Demenzkranker verhungerte erbärmlich in seinem Bett

Vor Gericht mussten sich die Frau und der Sohn des Verstorbenen verantworten. Das Urteil ist verblüffend!

Als Jürgen E. († 51) mit seinem Silo-Laster auf einem Parkplatz stand und nicht mehr wusste, wo er war, dachte man zunächst an ein Burnout. Doch dann wurde vor vier Jahren bei dem langjährigen Fahrer einer Beton-Firma eine fortschreitende Alzheimer-Demenz diagnostiziert. Wie schon bei seiner Mutter und seiner Oma.

Jürgen ging in Frührente.

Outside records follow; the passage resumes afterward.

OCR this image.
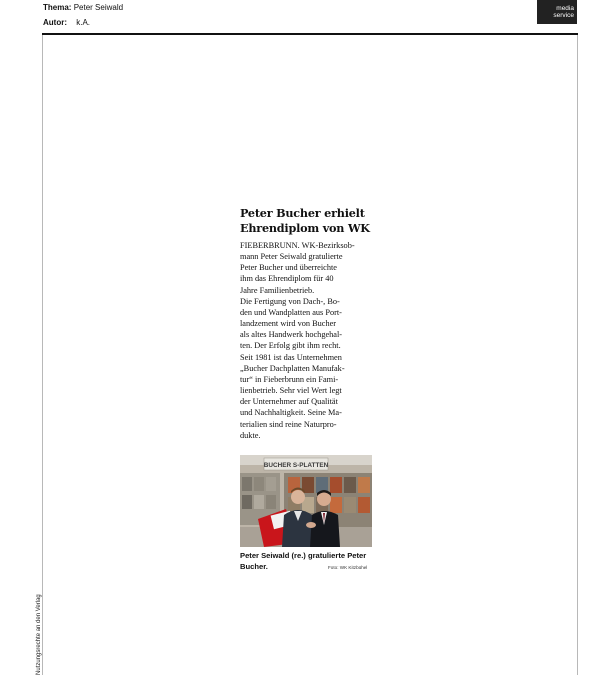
Thema: Peter Seiwald
Autor: k.A.
media
service
Nutzungsrechte an den Verlag
Peter Bucher erhielt
Ehrendiplom von WK
FIEBERBRUNN. WK-Bezirksob-
mann Peter Seiwald gratulierte
Peter Bucher und überreichte
ihm das Ehrendiplom für 40
Jahre Familienbetrieb.
Die Fertigung von Dach-, Bo-
den und Wandplatten aus Port-
landzement wird von Bucher
als altes Handwerk hochgehal-
ten. Der Erfolg gibt ihm recht.
Seit 1981 ist das Unternehmen
„Bucher Dachplatten Manufak-
tur“ in Fieberbrunn ein Fami-
lienbetrieb. Sehr viel Wert legt
der Unternehmer auf Qualität
und Nachhaltigkeit. Seine Ma-
terialien sind reine Naturpro-
dukte.
BUCHER S-PLATTEN
Peter Seiwald (re.) gratulierte Peter
Bucher.	Foto: WK Kitzbühel
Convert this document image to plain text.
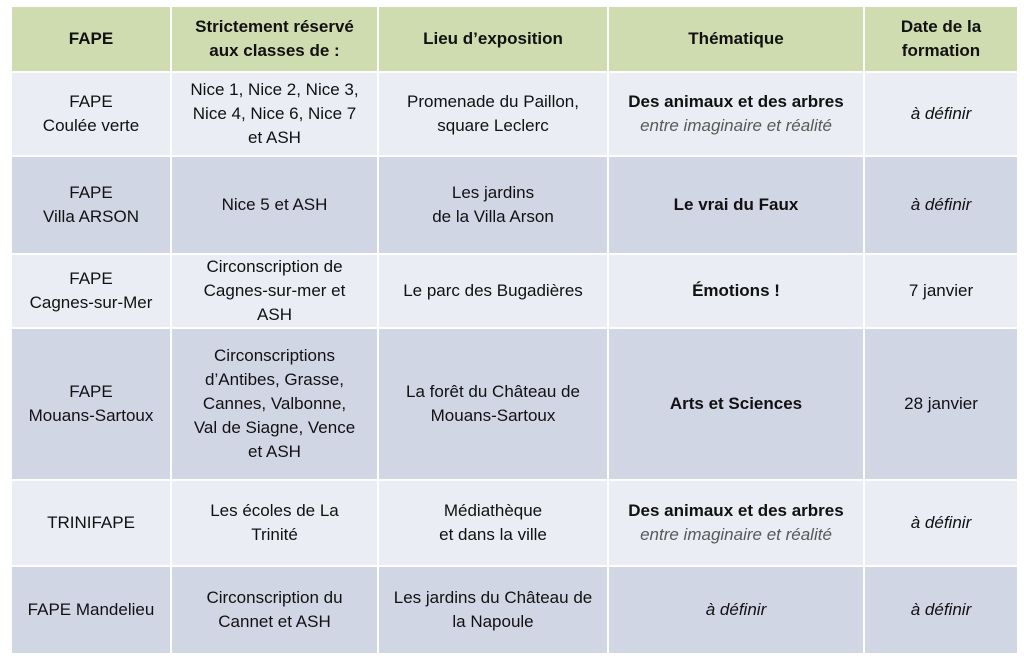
FAPE	Strictement réservé
aux classes de :	Lieu d’exposition	Thématique	Date de la
formation

FAPE
Coulée verte	Nice 1, Nice 2, Nice 3,
Nice 4, Nice 6, Nice 7
et ASH	Promenade du Paillon,
square Leclerc	Des animaux et des arbres
entre imaginaire et réalité	à définir

FAPE
Villa ARSON	Nice 5 et ASH	Les jardins
de la Villa Arson	Le vrai du Faux	à définir

FAPE
Cagnes-sur-Mer	Circonscription de
Cagnes-sur-mer et
ASH	Le parc des Bugadières	Émotions !	7 janvier

FAPE
Mouans-Sartoux	Circonscriptions
d’Antibes, Grasse,
Cannes, Valbonne,
Val de Siagne, Vence
et ASH	La forêt du Château de
Mouans-Sartoux	Arts et Sciences	28 janvier

TRINIFAPE	Les écoles de La
Trinité	Médiathèque
et dans la ville	Des animaux et des arbres
entre imaginaire et réalité	à définir

FAPE Mandelieu	Circonscription du
Cannet et ASH	Les jardins du Château de
la Napoule	à définir	à définir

Ehefrau Ute (52) und Sohn André (24) übernahmen die häusliche Pflege. Vier Jahre später war Jürgen E. tot − verhungert in seinem eigenen Bett. Nun wurde die Tragödie aus dem Ort Taubertal (Bayern) vor dem Amtsgericht Würzburg verhandelt. Staatsanwalt Dennis Peikert legte Mutter und Sohn fahrlässige Tötung zur Last. «Wäre der Geschädigte einem Arzt vorgestellt worden, hätte sein Verhungern verhindert werden können», hiess es in der Anklage. Bei der Obduktion am 13. August 2017 wog der 1,78-Meter-Mann nur noch 34 Kilo. Andere Verwandte hatten ihn da schon lange Zeit nicht mehr gesehen. «Das Haus war wie eine Blackbox, keiner kam rein», sagte der Schwager (65) von Jürgen E. der «Bild am Sonntag». Und weiter: «Sein Sohn meinte, dass es Papa nicht gut gehe.»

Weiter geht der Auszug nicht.